On Monday, May 13, two Texas men, Stanley Mozee and Dennis Lee Allen, were finally and completely exonerated of a murder they were wrongly accused and convicted of.
They were released from prison in 2014, after spending 15 years behind bars, based on new evidence presented by the Innocence Project and the Innocence Project of Texas.
They were free from jail but not free from the stigma that comes with a conviction. Dallas District Attorney John Creuzot had asked a judge to dismiss all charges against both men because they were innocent, and on Monday a judge granted that request.
New DNA testing excluded the men from evidence obtained at the crime scene. In addition, there are accusations of substantial prosecutorial misconduct.
Innocence Project attorneys were able to review the prosecutor’s files and found that exculpatory evidence had been withheld, which is a violation of due process rights.
We wish we could say these were isolated incidents. And perhaps, given the number of criminal cases, they are. But they are still far too common.
The Innocence Project says there have been 365 DNA exonerations to date, with those released having an average of 14 years  served behind bars. Sadly, 130 of the DNA exonerees were wrongly convicted of murder, and 20 of them served time on death row.
In addition, 69 percent of the cases involved witness misidentification—the kind of facts that Judge Brett Kavanaugh’s critics totally ignored last fall.
Importantly, while going through the process of clearing the innocent, 160 actual assailants were identified—though not soon enough. The culprits had gone on to commit 152 additional violent crimes, according to the Innocence Project.
Another troubling statistic: 62 percent of the exonerees were black, far above their representation in the population.  Only 7 percent were Hispanic.
One small bright spot, 264 of the DNA exonerees have been compensated for their time spent in prison.  It’s not enough, but it’s something.
There has been a growing movement to reform the criminal justice system, with conservatives playing a leading role.
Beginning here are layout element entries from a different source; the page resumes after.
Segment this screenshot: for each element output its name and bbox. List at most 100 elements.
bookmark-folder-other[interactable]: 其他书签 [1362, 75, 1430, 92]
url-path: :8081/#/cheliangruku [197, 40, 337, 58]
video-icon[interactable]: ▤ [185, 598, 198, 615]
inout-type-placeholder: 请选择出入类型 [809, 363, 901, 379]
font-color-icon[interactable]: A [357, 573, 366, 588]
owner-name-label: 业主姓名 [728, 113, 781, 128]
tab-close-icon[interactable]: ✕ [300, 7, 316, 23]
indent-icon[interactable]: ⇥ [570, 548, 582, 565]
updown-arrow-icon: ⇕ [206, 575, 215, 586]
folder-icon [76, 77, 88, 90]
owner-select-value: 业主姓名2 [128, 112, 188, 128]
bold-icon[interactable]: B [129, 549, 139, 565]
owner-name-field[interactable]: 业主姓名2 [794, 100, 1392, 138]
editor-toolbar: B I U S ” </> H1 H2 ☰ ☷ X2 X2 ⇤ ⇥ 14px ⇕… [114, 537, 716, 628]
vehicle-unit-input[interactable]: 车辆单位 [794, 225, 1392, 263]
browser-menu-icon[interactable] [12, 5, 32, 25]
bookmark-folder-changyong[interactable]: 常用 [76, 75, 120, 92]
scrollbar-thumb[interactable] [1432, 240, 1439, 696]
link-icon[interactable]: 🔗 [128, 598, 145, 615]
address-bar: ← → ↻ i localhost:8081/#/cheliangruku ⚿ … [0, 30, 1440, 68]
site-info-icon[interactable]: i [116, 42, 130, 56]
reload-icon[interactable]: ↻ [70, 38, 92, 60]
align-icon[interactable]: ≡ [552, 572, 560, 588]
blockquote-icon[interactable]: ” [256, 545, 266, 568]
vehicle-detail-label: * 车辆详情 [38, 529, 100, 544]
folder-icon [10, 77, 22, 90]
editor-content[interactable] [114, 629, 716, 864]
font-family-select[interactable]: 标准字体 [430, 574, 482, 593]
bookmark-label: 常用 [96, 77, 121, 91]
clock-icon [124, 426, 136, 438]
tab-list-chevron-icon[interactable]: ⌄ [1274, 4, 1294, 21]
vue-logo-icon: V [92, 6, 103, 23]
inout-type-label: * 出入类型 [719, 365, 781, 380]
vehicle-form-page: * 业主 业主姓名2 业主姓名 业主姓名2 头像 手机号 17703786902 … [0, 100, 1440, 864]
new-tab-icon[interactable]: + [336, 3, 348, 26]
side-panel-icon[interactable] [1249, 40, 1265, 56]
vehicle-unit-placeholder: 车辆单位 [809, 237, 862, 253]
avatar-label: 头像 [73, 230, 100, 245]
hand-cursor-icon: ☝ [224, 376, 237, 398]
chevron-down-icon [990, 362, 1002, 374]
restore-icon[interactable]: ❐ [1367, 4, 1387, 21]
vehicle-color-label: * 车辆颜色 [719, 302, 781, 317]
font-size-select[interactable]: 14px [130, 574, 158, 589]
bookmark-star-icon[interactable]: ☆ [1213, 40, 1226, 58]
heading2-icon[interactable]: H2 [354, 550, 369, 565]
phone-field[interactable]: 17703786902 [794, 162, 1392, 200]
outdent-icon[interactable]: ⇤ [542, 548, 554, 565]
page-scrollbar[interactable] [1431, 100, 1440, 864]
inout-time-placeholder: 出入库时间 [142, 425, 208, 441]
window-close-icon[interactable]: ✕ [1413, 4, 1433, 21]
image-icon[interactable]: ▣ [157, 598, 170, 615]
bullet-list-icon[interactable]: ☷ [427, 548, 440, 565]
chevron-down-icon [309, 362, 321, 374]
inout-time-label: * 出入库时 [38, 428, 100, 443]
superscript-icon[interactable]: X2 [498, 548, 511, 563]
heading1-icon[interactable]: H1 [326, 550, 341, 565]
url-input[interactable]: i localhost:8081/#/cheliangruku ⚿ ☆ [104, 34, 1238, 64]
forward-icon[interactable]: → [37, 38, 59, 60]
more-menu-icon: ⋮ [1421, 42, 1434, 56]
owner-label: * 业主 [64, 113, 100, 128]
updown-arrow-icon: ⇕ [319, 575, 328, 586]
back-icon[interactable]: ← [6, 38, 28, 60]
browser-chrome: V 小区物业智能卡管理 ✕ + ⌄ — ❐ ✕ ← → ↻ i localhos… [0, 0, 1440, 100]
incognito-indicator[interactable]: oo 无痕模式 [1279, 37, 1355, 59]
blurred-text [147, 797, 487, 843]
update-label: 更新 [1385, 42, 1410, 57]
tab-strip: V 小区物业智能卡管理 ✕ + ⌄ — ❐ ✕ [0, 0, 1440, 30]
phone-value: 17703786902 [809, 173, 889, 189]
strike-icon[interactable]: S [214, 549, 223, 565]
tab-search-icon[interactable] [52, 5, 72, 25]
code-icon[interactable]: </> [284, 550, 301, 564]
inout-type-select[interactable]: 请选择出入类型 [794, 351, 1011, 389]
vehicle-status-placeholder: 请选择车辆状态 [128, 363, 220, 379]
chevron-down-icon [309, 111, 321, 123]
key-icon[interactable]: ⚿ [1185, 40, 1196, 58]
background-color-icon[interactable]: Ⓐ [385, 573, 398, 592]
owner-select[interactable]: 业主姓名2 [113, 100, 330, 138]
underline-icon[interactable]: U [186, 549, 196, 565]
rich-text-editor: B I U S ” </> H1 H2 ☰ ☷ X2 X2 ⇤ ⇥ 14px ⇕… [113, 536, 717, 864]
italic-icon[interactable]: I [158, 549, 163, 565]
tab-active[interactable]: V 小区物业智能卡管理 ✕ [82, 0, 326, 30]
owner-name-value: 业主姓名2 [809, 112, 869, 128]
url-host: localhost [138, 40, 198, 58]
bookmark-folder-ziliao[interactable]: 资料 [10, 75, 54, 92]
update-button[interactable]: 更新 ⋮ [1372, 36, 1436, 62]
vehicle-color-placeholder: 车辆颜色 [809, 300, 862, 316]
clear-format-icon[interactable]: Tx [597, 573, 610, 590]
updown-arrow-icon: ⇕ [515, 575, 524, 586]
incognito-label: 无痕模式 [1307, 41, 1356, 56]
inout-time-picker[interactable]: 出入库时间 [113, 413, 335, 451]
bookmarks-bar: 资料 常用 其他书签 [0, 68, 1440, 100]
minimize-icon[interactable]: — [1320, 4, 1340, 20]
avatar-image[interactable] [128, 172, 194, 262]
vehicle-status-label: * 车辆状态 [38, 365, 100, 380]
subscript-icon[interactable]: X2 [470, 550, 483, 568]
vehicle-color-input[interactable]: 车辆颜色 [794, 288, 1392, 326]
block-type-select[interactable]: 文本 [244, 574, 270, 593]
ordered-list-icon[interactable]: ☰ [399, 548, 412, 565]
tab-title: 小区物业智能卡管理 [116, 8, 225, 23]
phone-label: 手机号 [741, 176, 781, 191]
The vast majority of those involved in the criminal justice system—from police to prosecutors to prison officials—are no doubt dedicated civil servants who try to do a good and professional job.
But mistakes can happen and sometimes those in the system break the laws.
The criminal justice system is still part of government, and it needs the same scrutiny that conservatives bring to other government positions. Not only would a better system send fewer innocent people to jail, it might do a better job of capturing the real culprits.